None of these novels are particularly easy reads. In fact, they’re quite scary. They’re full of violence, explicit sex, substance abuse, cannibalism, and so on and so forth. Yet, I’m not a violent person. My life is actually quite boring. I don’t do drugs. I hardly drink, and I’m never drunk. Why, then, do I love these books so much?

It’s a question which keeps popping up in my project, which is on Chuck Palahniuk and Bret Easton Ellis. How on earth can I write about books, and like them, while they depict behaviour I’m opposed to in real life? Am I such a hypocrite?

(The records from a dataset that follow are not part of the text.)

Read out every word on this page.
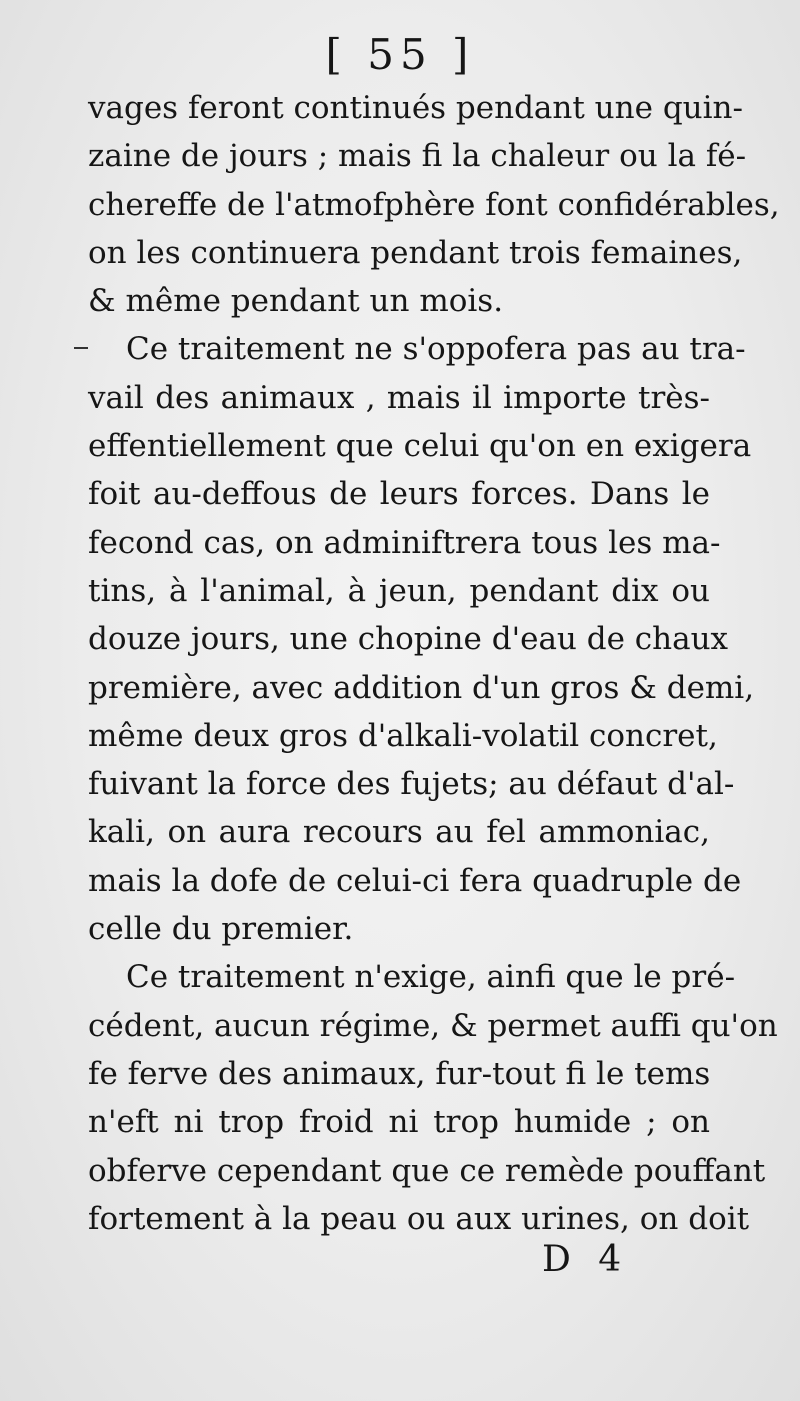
[ 55 ]
vages feront continués pendant une quin-
zaine de jours ; mais fi la chaleur ou la fé-
chereffe de l'atmofphère font confidérables,
on les continuera pendant trois femaines,
& même pendant un mois.
Ce traitement ne s'oppofera pas au tra-
vail des animaux , mais il importe très-
effentiellement que celui qu'on en exigera
foit au-deffous de leurs forces. Dans le
fecond cas, on adminiftrera tous les ma-
tins, à l'animal, à jeun, pendant dix ou
douze jours, une chopine d'eau de chaux
première, avec addition d'un gros & demi,
même deux gros d'alkali-volatil concret,
fuivant la force des fujets; au défaut d'al-
kali, on aura recours au fel ammoniac,
mais la dofe de celui-ci fera quadruple de
celle du premier.
Ce traitement n'exige, ainfi que le pré-
cédent, aucun régime, & permet auffi qu'on
fe ferve des animaux, fur-tout fi le tems
n'eft ni trop froid ni trop humide ; on
obferve cependant que ce remède pouffant
fortement à la peau ou aux urines, on doit
D 4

Well, no. I never like violence and other forms of abuse, be it fictional or not. The truth is: I don’t like the books because of the violence, the sex, the drugs. I like them because they make me think. They ask me questions. A Clockwork Orange makes me wonder: can you be a truly good person, if acting otherwise makes you physically sick? Fight Club asks me: is starting a terrorist army really the way to freedom? Attentat: what do words like beautiful and ugly actually mean?

And I like that. The books don’t give me answers, but that’s okay. When I first encountered most of them as a high school student I was sick and tired of all the people telling me what to think, and how. These novels didn’t do that. Yes, they were scary and repulsive. But they made me an independent thinker. That’s why I still love them.

Apart from that, they’re beautifully written. Sure, Trainspotting and A Clockwork Orange are difficult reads but once you get used to their language they are hard to resist. Pitface is deeply disturbing, but made me laugh out loud on a crowded train. I’ve never tried acid (nor do I intend to) but Fear and Loathing reads like I imagine a good trip to be.

I know many people hate these books, and that’s fine. They’re disgusting, frightening, and offensive. But if you bother to read them carefully, maybe more than once, you may discover that there’s more to them. These books will freak you out, but they may change the way you see the world.